The spotted bass population continues to expand. These fish are in excellent condition and are putting on weight. Threadfin shad and blue back herring populations provide ample food for this expanding bass population. The number of spotted bass is beginning to make fishing for largemouth bass more difficult in some areas. Spotted bass are more abundant than largemouth bass throughout the Savannah arm of RBR and near the dam. Largemouth bass are more abundant than spotted bass in the Beaverdam Creek arm and in the tributary creeks off the Savannah arm.
Largemouth and spotted bass can be targeted in depths ranging from 2 10 feet using lures like jerk baits, crank baits, spinnerbaits and soft plastics. Anglers should fish on points, standing timber and riprap. Following the April and May spawning period (May through September), fish move to offshore habitats like deep points, ledges and humps and can be targeted with deep diving crank baits, soft plastics (Carolina or Texas rig), drop shot rigs and jigging spoons. Fish can be found suspended around bridge columns and can be targeted with soft plastics on light jig heads and jerk baits. Fish can also be found in the shallows early and late in the day using top water lures.

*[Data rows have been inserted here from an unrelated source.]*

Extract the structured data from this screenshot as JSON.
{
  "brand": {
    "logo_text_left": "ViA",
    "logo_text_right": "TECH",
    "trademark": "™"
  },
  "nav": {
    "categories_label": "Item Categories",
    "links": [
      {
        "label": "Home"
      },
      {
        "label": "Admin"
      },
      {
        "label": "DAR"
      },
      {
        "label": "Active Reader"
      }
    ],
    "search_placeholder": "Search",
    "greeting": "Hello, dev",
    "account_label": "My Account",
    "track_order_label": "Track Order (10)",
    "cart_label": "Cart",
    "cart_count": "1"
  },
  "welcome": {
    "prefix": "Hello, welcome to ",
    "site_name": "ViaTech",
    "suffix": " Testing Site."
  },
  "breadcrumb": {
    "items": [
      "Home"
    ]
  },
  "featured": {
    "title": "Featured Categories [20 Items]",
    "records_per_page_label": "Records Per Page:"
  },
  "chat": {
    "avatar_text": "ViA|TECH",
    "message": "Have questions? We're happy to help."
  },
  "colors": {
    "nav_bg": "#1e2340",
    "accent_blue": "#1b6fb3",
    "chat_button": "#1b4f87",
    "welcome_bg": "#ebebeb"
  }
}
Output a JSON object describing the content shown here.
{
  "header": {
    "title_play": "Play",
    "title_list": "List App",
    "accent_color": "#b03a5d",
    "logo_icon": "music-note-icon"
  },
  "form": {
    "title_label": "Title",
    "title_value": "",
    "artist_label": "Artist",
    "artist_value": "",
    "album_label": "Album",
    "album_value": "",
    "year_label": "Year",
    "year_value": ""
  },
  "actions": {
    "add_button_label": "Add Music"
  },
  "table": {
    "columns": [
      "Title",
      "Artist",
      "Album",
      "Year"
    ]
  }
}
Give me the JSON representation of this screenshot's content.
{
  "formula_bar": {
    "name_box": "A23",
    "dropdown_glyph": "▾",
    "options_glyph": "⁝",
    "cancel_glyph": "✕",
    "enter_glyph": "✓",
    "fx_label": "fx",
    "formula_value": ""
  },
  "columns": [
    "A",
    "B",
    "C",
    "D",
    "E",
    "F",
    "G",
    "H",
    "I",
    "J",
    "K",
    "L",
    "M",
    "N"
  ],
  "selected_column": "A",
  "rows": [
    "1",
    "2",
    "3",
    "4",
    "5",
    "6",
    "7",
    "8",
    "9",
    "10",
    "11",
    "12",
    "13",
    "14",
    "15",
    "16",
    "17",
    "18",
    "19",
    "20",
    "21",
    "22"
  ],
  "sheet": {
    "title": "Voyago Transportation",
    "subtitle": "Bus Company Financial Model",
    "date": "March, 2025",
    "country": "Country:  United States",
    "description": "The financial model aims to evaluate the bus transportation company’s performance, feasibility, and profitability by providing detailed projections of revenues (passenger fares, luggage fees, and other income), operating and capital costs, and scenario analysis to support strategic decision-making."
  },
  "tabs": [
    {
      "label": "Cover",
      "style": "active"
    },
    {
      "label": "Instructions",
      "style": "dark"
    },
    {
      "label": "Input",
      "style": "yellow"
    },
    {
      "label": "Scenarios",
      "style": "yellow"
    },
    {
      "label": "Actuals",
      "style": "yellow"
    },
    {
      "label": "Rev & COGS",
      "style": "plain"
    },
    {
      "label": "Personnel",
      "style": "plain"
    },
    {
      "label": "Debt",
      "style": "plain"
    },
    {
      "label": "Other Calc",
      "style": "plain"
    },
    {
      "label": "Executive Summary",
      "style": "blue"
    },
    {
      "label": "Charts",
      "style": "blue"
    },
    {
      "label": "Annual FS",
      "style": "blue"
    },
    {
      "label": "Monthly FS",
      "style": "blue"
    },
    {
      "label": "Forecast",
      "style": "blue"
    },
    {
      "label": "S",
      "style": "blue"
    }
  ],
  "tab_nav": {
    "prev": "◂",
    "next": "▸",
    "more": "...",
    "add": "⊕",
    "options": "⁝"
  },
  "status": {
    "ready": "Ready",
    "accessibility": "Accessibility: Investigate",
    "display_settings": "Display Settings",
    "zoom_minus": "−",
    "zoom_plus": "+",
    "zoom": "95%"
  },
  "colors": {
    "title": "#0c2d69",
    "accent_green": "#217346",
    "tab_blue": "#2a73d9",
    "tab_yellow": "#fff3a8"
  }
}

In October and November, both species migrate into creeks following baitfish and can be targeted using small crank baits, spinnerbaits and soft plastics. In the winter (December and January), bass will move to deep water (20 40 feet) and can be caught with jigging spoons and soft plastics.
Black crappie in 2008 will be more numerous because of the large numbers of crappie less than eight inches in the population. Most keepers will be in the 8 – 12 inch class, with relatively few larger than 12 inches. However, the larger the RBR crappie grow, the fatter they get! The upper tributary areas, such as Rocky River and Beaverdam Creek, are good spring hot spots for crappie. Approximately 29,000 striped bass fingerlings (one per acre) were stocked into RBR in May 2004. This one time experimental stocking was done to determine if a trophy striped bass fishery could be established in RBR. Time will continue to tell how this fishery will develop, but current indications are encouraging! Anglers have caught small numbers of striped bass over the years. However, those fish were not stocked into RBR (probably entered from upstream Lake Hartwell). Striped bass in the 6 10 pounds range can be located in the big water from the railroad trestle to the dam and in the headwater areas of the lake. Target stripers by free lining or down lining live blue back herring or shad (threadfin or gizzard) and soft plastic shad bodies on a jig head.
Changes in the structure of the oxygen system, which covers about 65 acres in the fore bay of RBR, have caused a change in the fish patterns in summer and early fall. Large stripers, hybrids and largemouth bass are associated with habitat created by this system and offer persistent anglers a chance for some trophy catches.